2

I'm calculating a KDE of one parameter (y, particle density) in bins of another parameter (x, distance from the origin). At small x I have poorly sampled data (10s to 1000s of points per x-bin) while at large x values it is very well sampled (millions of points per x-bin). At small radii, using a KDE seems very important/effective, while at large radii the result is effectively identical to a histogram, but it extremely slow to compute (at least using scipy in python) *[1]. Ultimately I don't need the KDE per se, I just need the smoothed/sampled PDF it produces (i.e. on a regular grid).

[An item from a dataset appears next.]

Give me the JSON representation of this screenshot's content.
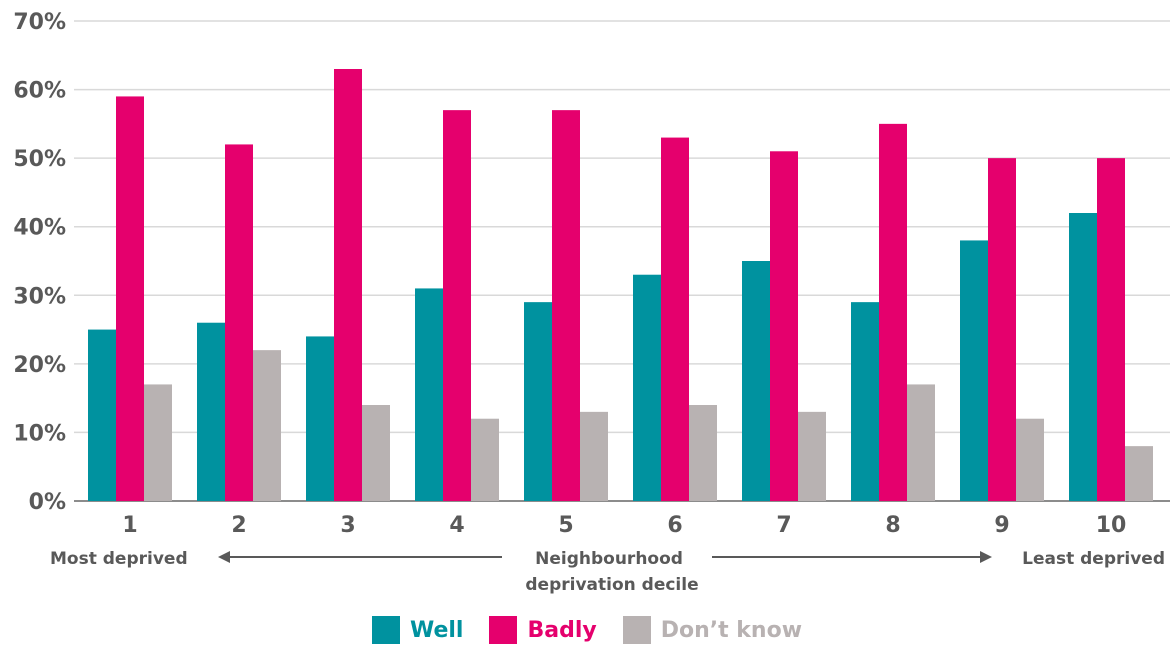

It seems like a hybrid approach would be possible in which the KDE is used when the sampling is sparse, but I revert to simple binning when it is very well sampled. Is there a standard procedure for hybridizing these approaches? Or are there techniques for adaptively choosing the bandwidth such that I can use a kernel with finite support that shrinks as the sampling becomes more dense?

*[1] Ultimately, I assume this is because I'm using Gaussian kernels with infinite support, and thus N*M evaluations (for N particles in the given KDE, which is resampled onto a grid of M points).

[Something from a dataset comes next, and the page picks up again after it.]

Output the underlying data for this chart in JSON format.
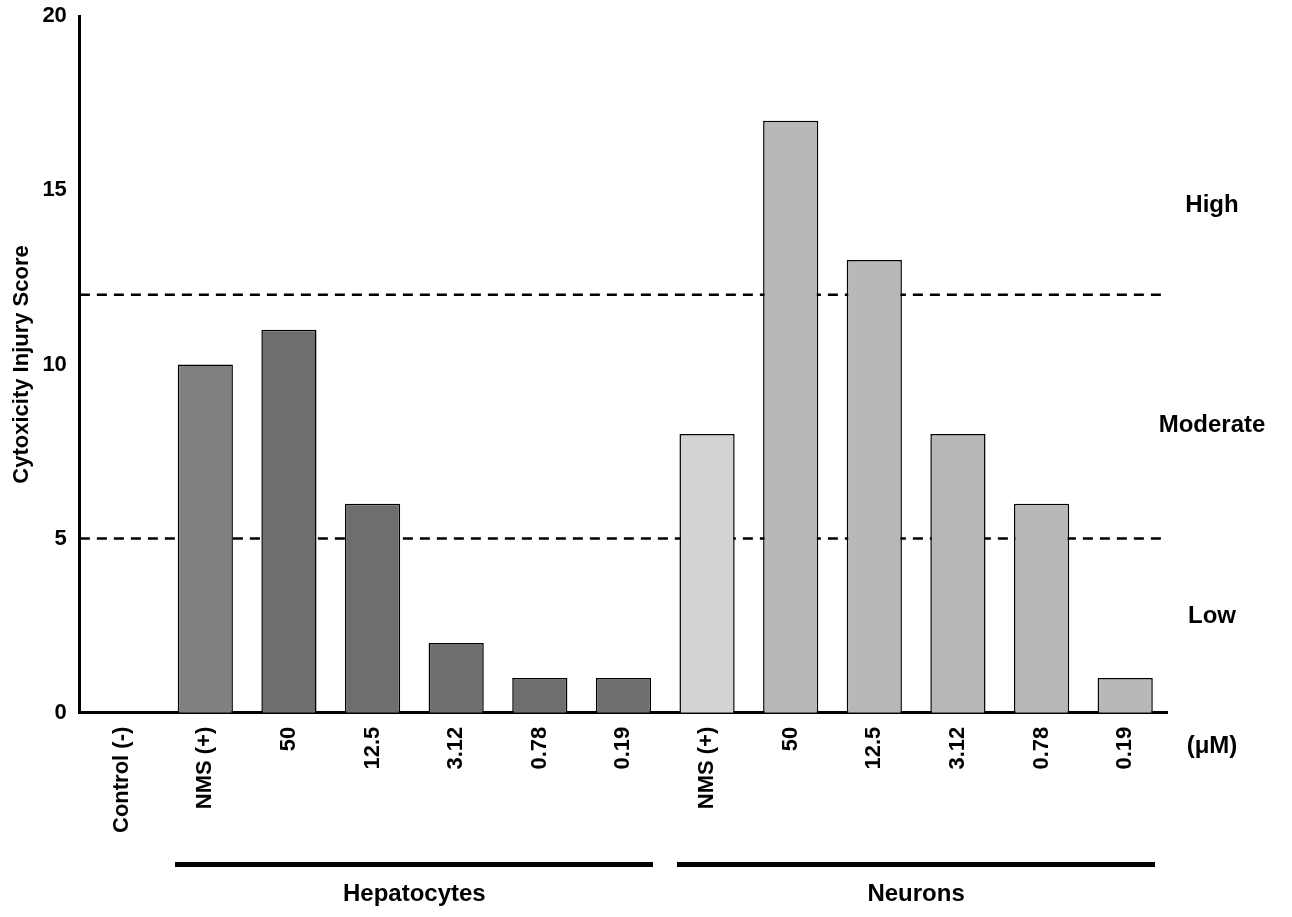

  • A simple procedure would be to compute the KDE of a nonlinear transform of the parameter and then convert it back. Assuming anything close to a slowly-varying density near the origin, a good choice would be the $n^\text{th}$ root of the distance in $n$ dimensions. – whuber Feb 01 '19 at 22:41
  • @whuber can you expand a bit? I don't see how a transform helps the computational costs. Or is the idea that you reshape the parameter space, to mimic the effect of changing the kernel (/ bandwidth)? Do you know any references/tutorials for this, offhand? – DilithiumMatrix Feb 02 '19 at 15:09
  • An appropriate transformation will place approximately the same numbers of data in each one of a regularly-spaced set of bins. Some examples appear at https://stats.stackexchange.com/questions/65866 – whuber Feb 02 '19 at 16:21

2 Answers2

2

Maybe a bit late, but this package: KDEpy implements a convolution based FFTKDE which is much faster, than the Scipy implementations.

Although it has some limitations, especially, regarding your case, a fixed bin size, but maybe the speed up is enough?

(sorry, new here... can not comment)

Helmut
  • 121
  • R uses FFT by default https://github.com/wch/r-source/blob/cbae812b2414df898e522ca6dd5266ad0fee2e3a/src/library/stats/R/density.R#L170 – Tim May 02 '22 at 06:09
0

In case you have coarse bins I would consider to use the method described in the following paper: Efficient Estimation of Smooth Distributions From Coarsely Grouped Data. In appendix 2 you will find a R code illustrating the method. It should be easy to translate in in Python. I hope it helps.

Gi_F.
  • 1,161